Roy musste auflachen. Grumman am Ende seiner Weisheiten war ein zu amüsanter Anblick. Er konnte sich ein leicht belustigtes Lächeln nicht verkneifen. “Generalfeldmarschall, meine Regel ist einfach. Die Papiere unterschreiben, wenn sie mir mit ihrer Waffe droht. Aber wenn sie meinen Rat wollen, dann bedrängen Sie sie nicht so sehr. Sie geht sonst eher einen Schritt zurück, als auf Sie zu.”, er lächelte erneut, “Aber wenn ich es mir so überlege...Ich wäre erschossen worden, wenn ich sie Riza genannt hätte auch wenn kein Dritter anwesend gewesen wäre. So schlimm ist es also gar nicht für Sie ausgegangen.” Grumman schaute über seine Brillengläser hinweg direkt zu ihm herüber. “Das war eine 50-50 Chance getötet zu werden. Entweder konnte ich ein bisschen an das Enkelkind in ihr appellieren oder ich sterbe heute Abend. Man weiß es nicht.” Der General schüttelte den Kopf. “Soll ich Sie zur Sicherheit um 20 Uhr anrufen?” Grumman winkte Roy nur ab und er beobachtete wie der Generalfeldmarschall wieder etwas entspannter zum Schachtisch ging. “Wenn, war es wohl Schicksal.”, sagte er zum Schwarzhaarigen und griff nach seinem kleinen schwarzen Buch. Roy sah, dass er das neuste Schachergebnis notierte und kurz darauf den neuen Stand vorlas. “Also eine Niederlage, 131 Siege und 16 Unentschieden. So wird das nie was. Wollen Sie erst mit 45 Generalfeldmarschall werden?” Der ehemalige Mentor sah den Alchemisten mit herausfordernden Blick an. Es machte ihm offenbar Spaß seinen Untergebenen ein bisschen aus der Reserve zu locken. Das klatschende Geräusch des Buches auf dem Schreibtisch sorgte dafür, dass Grumman wieder seine volle Aufmerksamkeit bekam. Seinem Vorgesetzten schien etwas eingefallen zu sein, denn er wunk Roy wieder näher zu sich.
 

“Nun wieder zu wichtigeren Themen!”, Grumman hob wieder die dicke Akte auf, die mittig auf seinem Schreibtisch lag. “Ich habe im Auftrag des Parlaments alle Militärgesetze überarbeitet. Lies dir alle genau durch und unterzeichne sie zügig. Hawkeye sollte sie vorerst nicht sehen und übrigens, mein Angebot dahingehend steht immer noch.” Vertrauensvoll legte das Oberhaupt die wichtigen Unterlagen in Roys Hände.
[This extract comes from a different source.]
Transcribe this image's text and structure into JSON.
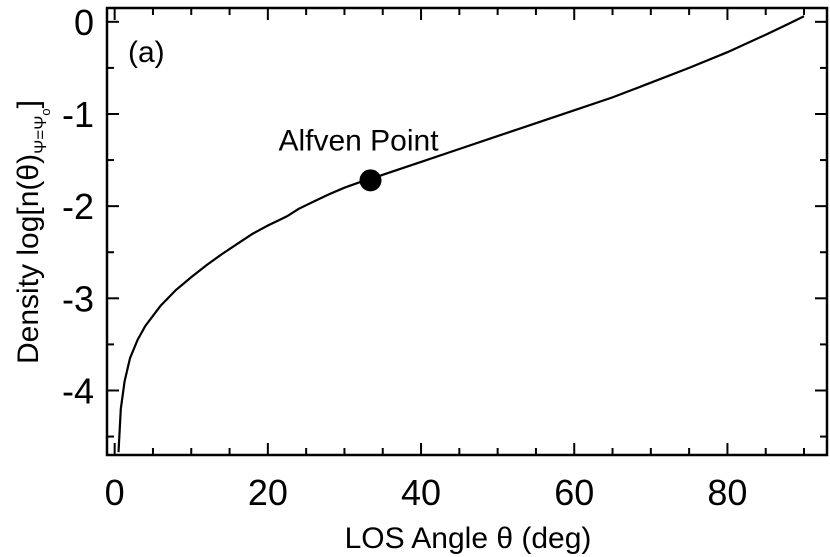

Doch mit so einen schweren Stapel hatte er wohl nicht gerechnet. Er hörte nur ein “Uff” des Jüngeren und sah, wie Roy mit dem ganzen Stapel ein ganzes Stück einsackte. Sein Gegenüber sah ihn nur verwirrt an. Grumman wollte zwar eigentlich nicht so direkt sein, aber half dann nur mit einem “Angebot - Hand - Enkeltochter.” nach. Es sah jedoch nicht so aus als würde bei dem Flame Alchemisten der Funke überspringen. Leicht genervt rollte er mit den Augen. Roy würde es schon merken, wenn er die Unterlagen richtig lesen würde. Verschmitzt lächelnd ging das Oberhaupt mit den Armen hinterm Rücken zu seinem Platz und setzte sich entspannt ausatmend auf den Stuhl. Endlich ging alles langsam aber sicher seinen Weg. Zufrieden mit sich und seinem vielleicht etwas listigen Plan stützte er seine Ellenbogen auf den Tisch um daraufhin sein Gesicht mit den Händen abzustützen. “Mustang?”, sein Gesprächspartner schien noch immer in Gedanken zu sein. “Ich glaube sie werden noch vor der Mittagspause erschossen. 10 Minuten sind schon etwas länger vorbei.” Er sah Panik in dem Blick seines sonst so furchtlosen Untergebenen aufkeimen und hörte nur den panischen Aufschrei “Verdammt!”, den er ihn ausnahmsweise mal durchgehen ließ. Und schon war Mustang erstaunlich schnell aus dem Büro verschwunden.

“Hach ja, die junge Liebe. Lang ist’s her.”, raunte Grumman leise und sah auf das alte Bild mit seiner Frau, das auf dem Schreibtisch stand, die leider schon vor vielen Jahren von dieser Welt gehen musste. Sein Blick wurde weich.